Question

i need help badly, these are trigonometric substitutions. the question is integral dx/8+2x^2 from 0 to 2

Answer 1

\[\int_0^2\frac{dx}{8+2x^2}\]
Setting \(x=2\tan t\), we have \(dx=2\sec^2t\,dt\).
\[\int_0^{\pi/4}\frac{2\sec^2t}{8+2(2\tan t)^2}\,dt=\frac{1}{4}\int_0^{\pi/4}\frac{\sec^2t}{1+\tan^2t}\,dt=\frac{1}{4}\int_0^{\pi/4}dt\]

Answer 2

how did you get 0 and pi/4

Answer 3

It comes with the substitution. Setting \(x=2\tan t\), we also have \(t=\arctan\dfrac{x}{2}\).

When the lower limit is \(x=0\), you have \(t=\arctan\dfrac{0}{2}=\arctan0=0\).

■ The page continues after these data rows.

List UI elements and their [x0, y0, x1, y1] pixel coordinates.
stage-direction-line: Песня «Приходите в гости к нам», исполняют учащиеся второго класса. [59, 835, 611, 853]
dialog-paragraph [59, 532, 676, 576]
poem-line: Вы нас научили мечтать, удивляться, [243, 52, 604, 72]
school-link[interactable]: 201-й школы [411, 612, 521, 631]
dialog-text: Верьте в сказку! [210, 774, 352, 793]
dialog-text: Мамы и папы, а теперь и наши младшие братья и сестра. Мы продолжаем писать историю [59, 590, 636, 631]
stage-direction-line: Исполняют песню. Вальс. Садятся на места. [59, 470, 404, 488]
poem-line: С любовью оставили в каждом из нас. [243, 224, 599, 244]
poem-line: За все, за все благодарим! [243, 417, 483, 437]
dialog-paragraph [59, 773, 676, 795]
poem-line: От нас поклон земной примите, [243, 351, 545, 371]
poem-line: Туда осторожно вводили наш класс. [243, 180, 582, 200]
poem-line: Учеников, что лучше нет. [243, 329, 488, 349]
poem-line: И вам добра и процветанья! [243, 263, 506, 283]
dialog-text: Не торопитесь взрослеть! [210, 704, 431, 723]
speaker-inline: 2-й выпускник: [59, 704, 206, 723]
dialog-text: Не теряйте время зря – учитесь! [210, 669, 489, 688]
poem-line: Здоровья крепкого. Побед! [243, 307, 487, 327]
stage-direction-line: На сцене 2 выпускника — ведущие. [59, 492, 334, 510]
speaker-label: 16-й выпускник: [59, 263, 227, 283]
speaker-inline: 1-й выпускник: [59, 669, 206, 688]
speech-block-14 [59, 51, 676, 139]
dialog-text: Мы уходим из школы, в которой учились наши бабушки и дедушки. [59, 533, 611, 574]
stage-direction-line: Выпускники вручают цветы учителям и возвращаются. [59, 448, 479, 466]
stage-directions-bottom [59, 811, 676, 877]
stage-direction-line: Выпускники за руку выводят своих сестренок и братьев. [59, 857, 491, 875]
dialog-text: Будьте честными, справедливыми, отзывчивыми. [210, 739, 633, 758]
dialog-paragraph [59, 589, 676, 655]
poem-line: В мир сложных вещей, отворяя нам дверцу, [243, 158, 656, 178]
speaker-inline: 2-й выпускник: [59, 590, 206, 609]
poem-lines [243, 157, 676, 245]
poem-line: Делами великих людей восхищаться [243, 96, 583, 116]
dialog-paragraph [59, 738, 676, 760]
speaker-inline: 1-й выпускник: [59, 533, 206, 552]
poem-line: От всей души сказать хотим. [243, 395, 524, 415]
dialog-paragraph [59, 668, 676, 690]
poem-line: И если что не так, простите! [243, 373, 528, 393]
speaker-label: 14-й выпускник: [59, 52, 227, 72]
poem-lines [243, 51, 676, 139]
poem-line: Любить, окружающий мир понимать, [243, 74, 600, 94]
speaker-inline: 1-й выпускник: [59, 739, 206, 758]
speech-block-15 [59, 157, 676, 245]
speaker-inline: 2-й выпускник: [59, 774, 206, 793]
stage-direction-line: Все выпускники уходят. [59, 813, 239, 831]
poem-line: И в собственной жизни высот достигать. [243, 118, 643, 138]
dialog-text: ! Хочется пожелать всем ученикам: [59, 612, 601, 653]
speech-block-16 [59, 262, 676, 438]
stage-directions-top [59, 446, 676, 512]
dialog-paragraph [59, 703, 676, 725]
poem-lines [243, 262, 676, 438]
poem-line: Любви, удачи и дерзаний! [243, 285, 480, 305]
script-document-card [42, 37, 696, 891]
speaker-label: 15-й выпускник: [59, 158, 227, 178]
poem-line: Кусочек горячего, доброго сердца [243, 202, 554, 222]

When the upper limit is \(x=2\), you have \(t=\arctan\dfrac{2}{2}=\arctan1=\dfrac{\pi}{4}\).

Answer 4

so then a does not equal 8, instead a =
\[2x ^{2}\]

Answer 5

What is \(a\)? Are you referring to a table or something?

Answer 6

its how my teacher explained it, a=2x^2, then x=2tant, then dx would be 2sec^2tdt, then the sqaure root of X^2-3 would = square root of 8

Answer 7

Let's consider a more general case. Suppose you're given the (indefinite) integral
\[\int\frac{dx}{a+bx^2}\]
(with \(a,b\not=0\))

The substitution we would use here would take on the form \(x=\sqrt{\dfrac{a}{b}}\tan t\). The reason for this is made clear when we replace accordingly:
\[\int\frac{dx}{a+b\left(\sqrt{\frac{a}{b}}\tan t\right)^2}=\int\frac{dx}{a+b\left(\frac{a}{b}\tan^2 t\right)}=\int\frac{dx}{a+a\tan^2 t}=\frac{1}{a}\int\frac{dx}{1+\tan^2t}\]
We also have to replace the differential, which would take the form \(dx=\sqrt{\dfrac{a}{b}}\sec^2t\,dt\), so the integral is
\[\frac{1}{a}\int\frac{\sqrt{\frac{a}{b}}\sec^2t}{1+\tan^2t}\,dt=\frac{1}{\sqrt {ab}}\int\frac{\sec^2t}{1+\tan^2t}\,dt=\frac{1}{\sqrt {ab}}\int dt\]
The point is that your substitution should reflect the relationship needed for you to be able to remove the constant coefficients in the denominator. We want to change \(b\) in \(bx^2\) to \(a\) in \(a\tan^2t\), and so we replace \(x\) with \(\sqrt{\dfrac{a}{b}}\tan t\).